Я оставил за собой комнату в ночлежке утопленников, но снял другую, в небольшом, настоящем отеле на рю де Монталанбер, неподалеку от банка, где хранилась рукопись. Я купил хороший костюм, привел себя в порядок и поехал в аэропорт.
Друг и патрон улыбнулся, увидев его однажды утром серого и тихого летнего дня.
— Увы, — сказал он тоном актера, играющего комическую роль, — он все же жив и дышит.
— Вот именно.
Друг и патрон сменил тон комика на свой привычный, хотя и сохранил сухую насмешливость.
— Полагаю, ваша добрая женушка собиралась снять с вас мерку для гроба.
Поэт опустился в большое кресло, сиденье которого было обтянуто синим бархатом.
Два коротких слова, произнесенных поэтом необыкновенно серьезным голосом, не соответствовавшим шутливому приветствию, несколько обеспокоили его друга и патрона. Эти два слова и сопутствовавшее им выражение странной торжественности и спокойствия, как и вызванное поэтом чувство неясного беспокойства и ощущение некоей пугающей необычности, произвели эффект камешка, упавшего в ясную, застывшую воду пруда: он едва всколыхнул чистую гладь, но от места его падения разошлись концентрические все увеличивающиеся
круги. Каждое движение — медленное опускание в кресло, перекладывание палки из одной руки в другую, скрещение ног, неспешный вдох дегустатора, пробующего воздух на вкус, как будто то, чем дышал он, отличалось от того, чем дышал остальной мир, и сопровождающая каждое движение неподвижность казались проявлением некоей внутренней концентрации, воспринимаемой лишь при полной безмятежности чувств.Поэт отказался от предложенного ароматного, со специями, вина, отказался мягко, спокойным жестом руки, тихой благодарной улыбкой и коротким опусканием глаз.

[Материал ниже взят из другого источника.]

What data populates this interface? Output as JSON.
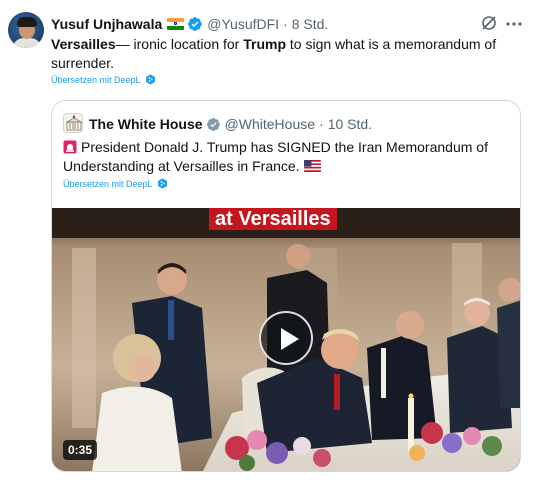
{
  "tweet": {
    "author": {
      "display_name": "Yusuf Unjhawala",
      "handle": "@YusufDFI",
      "flag": "india-flag-icon",
      "verified": true
    },
    "separator": "·",
    "time": "8 Std.",
    "text_parts": [
      {
        "text": "Versailles",
        "bold": true
      },
      {
        "text": "— ironic location for ",
        "bold": false
      },
      {
        "text": "Trump",
        "bold": true
      },
      {
        "text": " to sign what is a memorandum of surrender.",
        "bold": false
      }
    ],
    "translate_label": "Übersetzen mit DeepL",
    "actions": {
      "grok_icon": "grok-icon",
      "more_icon": "more-options-icon"
    }
  },
  "quote": {
    "author": {
      "display_name": "The White House",
      "handle": "@WhiteHouse",
      "verified": true,
      "verified_type": "government-gray"
    },
    "separator": "·",
    "time": "10 Std.",
    "text": "President Donald J. Trump has SIGNED the Iran Memorandum of Understanding at Versailles in France.",
    "leading_emoji": "siren-icon",
    "trailing_emoji": "us-flag-icon",
    "translate_label": "Übersetzen mit DeepL",
    "media": {
      "type": "video",
      "caption_overlay": "at Versailles",
      "duration": "0:35"
    }
  },
  "colors": {
    "link_blue": "#1d9bf0",
    "text_primary": "#0f1419",
    "text_secondary": "#536471",
    "border": "#cfd9de",
    "caption_red": "#c4161c"
  }
}
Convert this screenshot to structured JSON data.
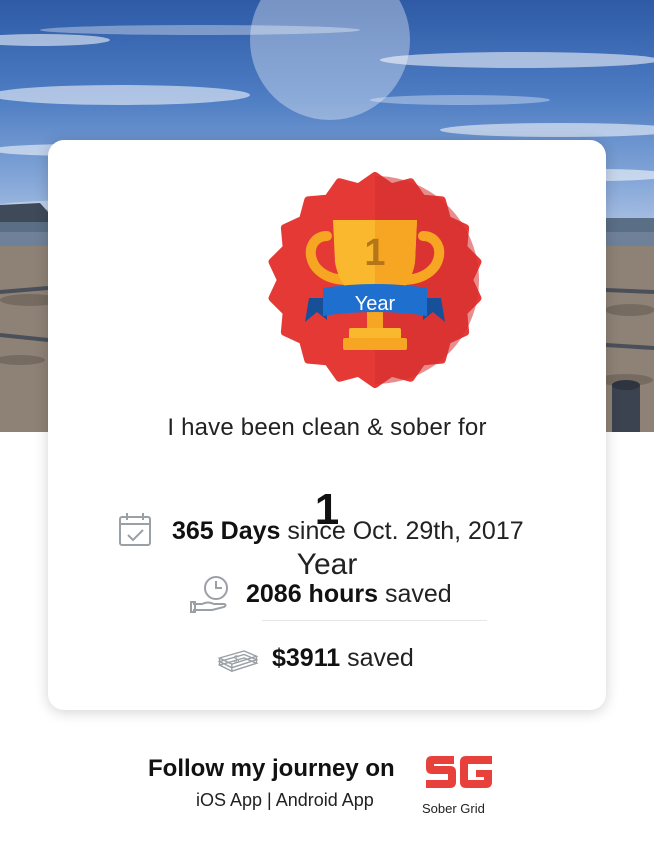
{
  "badge": {
    "number": "1",
    "ribbon_label": "Year",
    "colors": {
      "seal": "#e53935",
      "trophy": "#f9b82e",
      "ribbon": "#1f6fcf"
    }
  },
  "headline": "I have been clean & sober for",
  "duration": {
    "value": "1",
    "unit": "Year"
  },
  "stats": {
    "days": {
      "bold": "365 Days",
      "rest": " since Oct. 29th, 2017",
      "icon": "calendar-check-icon"
    },
    "hours": {
      "bold": "2086 hours",
      "rest": " saved",
      "icon": "clock-hand-icon"
    },
    "money": {
      "bold": "$3911",
      "rest": " saved",
      "icon": "money-stack-icon"
    }
  },
  "footer": {
    "follow_text": "Follow my journey on",
    "ios_link": "iOS App",
    "separator": " | ",
    "android_link": "Android App",
    "logo_caption": "Sober Grid",
    "logo_color": "#e8413c"
  }
}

Друг и патрон поэта испытал странное чувство: гость был здесь, и в то же время его как будто не было, как будто на его зов явился не сам человек, а его дух, призрак. «Мой друг по-прежнему в постели и в этот самый момент умирает. Здесь, передо мной, сидит привидение, посланное для последнего прощания, пока душа еще не покинула тело». Но нет, его гость был настоящий, целый и во плоти, но при этом непонятным образом изменившийся, другой, незнакомый. От суровой непреклонности, мрачной угрюмости, душевной тягостности не осталось и следа.
Возможно, великий труд наконец-то завершен. Тогда его присутствие было бы понятно, пусть даже такое непривычно и тревожно странное. Но нет, он отказался от вина, и в руках у него не было ни сумки, ни свертка, ничего, что могло бы содержать листы законченной поэмы. Он не принес ничего, кроме собственного тела, палки и ощущения неестественности.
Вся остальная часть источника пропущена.